Now that’s what was wrong!

I kept being a story teller. I love to tell friends and acquaintances about fun experiences I had. I love to tell it in a way that people feel the way I felt. I raise my voice for drama, articulate with hands, put emphasis on little details. Like that one time, I had a flight stopover of 12 hours in New York and left the airport. I saw a lot of Manhattan that afternoon and almost missed my flight back home if it wasn’t for a nice rickshaw driver who drove me to my airport shuttle bus as fast as he could via Times Square. I didn’t have enough dollars left to pay the fair price but it was alright for him.
I’d tell you the story in more details if I’d be talking to you right now…

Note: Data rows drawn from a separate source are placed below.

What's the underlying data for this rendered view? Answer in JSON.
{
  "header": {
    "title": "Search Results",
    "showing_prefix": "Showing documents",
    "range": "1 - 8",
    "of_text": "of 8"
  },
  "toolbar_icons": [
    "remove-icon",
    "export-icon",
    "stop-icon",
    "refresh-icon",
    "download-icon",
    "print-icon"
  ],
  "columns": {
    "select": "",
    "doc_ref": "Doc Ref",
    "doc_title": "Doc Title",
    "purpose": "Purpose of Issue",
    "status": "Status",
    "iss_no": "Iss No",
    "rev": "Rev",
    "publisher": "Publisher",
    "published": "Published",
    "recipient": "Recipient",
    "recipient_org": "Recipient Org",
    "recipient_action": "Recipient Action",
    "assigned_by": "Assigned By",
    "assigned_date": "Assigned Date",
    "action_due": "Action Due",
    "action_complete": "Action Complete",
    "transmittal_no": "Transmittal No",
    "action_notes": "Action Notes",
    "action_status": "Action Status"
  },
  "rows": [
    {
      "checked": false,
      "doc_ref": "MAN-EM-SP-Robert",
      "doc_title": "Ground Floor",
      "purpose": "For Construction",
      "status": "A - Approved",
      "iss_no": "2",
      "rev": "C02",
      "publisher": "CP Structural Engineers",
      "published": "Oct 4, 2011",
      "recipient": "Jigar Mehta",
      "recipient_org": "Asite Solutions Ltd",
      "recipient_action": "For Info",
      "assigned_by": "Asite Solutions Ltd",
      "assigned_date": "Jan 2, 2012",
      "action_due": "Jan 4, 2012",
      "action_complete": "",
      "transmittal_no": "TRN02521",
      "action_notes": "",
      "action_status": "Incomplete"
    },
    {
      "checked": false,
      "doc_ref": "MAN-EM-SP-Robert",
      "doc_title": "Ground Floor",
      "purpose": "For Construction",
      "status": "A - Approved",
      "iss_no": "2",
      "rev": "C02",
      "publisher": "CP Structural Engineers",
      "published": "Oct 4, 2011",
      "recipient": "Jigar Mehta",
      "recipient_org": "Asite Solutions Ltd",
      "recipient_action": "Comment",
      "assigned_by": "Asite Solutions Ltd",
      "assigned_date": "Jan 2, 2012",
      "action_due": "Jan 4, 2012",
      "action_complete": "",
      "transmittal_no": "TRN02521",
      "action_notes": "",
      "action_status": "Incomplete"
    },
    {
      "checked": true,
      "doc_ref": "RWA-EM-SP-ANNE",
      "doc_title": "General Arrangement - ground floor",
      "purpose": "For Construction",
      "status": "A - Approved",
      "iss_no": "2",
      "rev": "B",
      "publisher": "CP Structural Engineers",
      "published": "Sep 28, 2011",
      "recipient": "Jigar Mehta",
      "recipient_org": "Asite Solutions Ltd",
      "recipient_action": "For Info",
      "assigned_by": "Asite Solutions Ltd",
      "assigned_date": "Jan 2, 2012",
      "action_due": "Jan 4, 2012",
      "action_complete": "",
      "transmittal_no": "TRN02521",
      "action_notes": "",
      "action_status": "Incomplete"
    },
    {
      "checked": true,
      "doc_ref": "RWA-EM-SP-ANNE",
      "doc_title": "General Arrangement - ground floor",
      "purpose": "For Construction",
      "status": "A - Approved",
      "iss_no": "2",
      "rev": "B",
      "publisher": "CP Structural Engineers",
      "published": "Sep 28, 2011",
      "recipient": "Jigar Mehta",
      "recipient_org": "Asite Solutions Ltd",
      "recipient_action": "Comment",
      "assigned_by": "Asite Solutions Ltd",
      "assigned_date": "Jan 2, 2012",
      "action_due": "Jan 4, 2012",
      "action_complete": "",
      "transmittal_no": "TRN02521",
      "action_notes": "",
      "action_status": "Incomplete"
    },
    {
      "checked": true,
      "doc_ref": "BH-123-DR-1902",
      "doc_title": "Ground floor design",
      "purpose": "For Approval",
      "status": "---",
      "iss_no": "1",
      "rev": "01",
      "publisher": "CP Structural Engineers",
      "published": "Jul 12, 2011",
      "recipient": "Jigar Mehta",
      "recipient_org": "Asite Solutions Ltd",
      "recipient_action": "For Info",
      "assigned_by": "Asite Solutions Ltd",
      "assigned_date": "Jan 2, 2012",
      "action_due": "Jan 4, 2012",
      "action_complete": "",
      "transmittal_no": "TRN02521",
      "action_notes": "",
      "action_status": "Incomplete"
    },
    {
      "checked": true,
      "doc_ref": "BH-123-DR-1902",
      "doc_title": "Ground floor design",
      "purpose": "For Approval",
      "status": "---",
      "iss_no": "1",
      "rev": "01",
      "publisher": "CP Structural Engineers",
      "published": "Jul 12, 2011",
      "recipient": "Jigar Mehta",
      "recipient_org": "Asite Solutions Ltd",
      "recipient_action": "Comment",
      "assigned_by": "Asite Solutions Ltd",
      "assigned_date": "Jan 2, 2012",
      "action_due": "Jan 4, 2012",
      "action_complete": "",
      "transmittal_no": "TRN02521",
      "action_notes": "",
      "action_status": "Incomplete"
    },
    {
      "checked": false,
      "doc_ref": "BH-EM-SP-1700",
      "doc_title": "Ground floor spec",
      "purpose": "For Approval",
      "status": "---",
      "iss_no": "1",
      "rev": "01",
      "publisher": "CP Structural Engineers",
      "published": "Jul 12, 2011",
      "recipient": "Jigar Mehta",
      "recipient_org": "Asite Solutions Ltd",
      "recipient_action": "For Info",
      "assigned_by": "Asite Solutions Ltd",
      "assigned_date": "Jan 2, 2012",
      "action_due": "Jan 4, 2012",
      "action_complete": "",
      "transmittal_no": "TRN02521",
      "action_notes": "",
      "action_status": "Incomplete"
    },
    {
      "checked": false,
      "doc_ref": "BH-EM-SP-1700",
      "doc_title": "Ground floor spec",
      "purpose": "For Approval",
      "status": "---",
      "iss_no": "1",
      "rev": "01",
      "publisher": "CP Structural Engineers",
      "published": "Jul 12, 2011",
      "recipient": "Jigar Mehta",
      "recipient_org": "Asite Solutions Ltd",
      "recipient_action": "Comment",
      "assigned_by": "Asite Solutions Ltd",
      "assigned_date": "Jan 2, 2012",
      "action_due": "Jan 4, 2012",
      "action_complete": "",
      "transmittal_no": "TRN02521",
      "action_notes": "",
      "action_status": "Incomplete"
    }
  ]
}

Anyway, there I was. I had let seven years pass without typing a single word to reach my one in a lifetime goal. Instead, I studied something I hated. That was wrong! 
So I sat down immediately and spent 3 months in a row using my semester break to write down my most favorite story I had ever invented.

When semester break was over I kept on studying, but I wasn’t done with the manuscript. It didn’t make things better, but worse.
Literally, every single day at uni was choking me and pushing me into a heavy depression. I was wasting my time in life. I could not possibly die at some point not having finished that novel.

So well. I dropped out of master’s degree without finding a job with my bachelor’s. And since march, I’m sitting in front of my computer typing my novel.

You might think I don’t do anything. I waste my parents’ money (they know, btw. They don’t say anything negative, but would prefer if I’d study instead). I have a lot of free time and so on.

Truth is, I never felt as good, meaningful and accomplishing ever before in my life. I have this dream and I have to make it real.

I don’t know what’s coming afterwards. I hopefully find a job at some point, once I succeeded here.

And my novel? It’s almost done. And trust me, it will be good!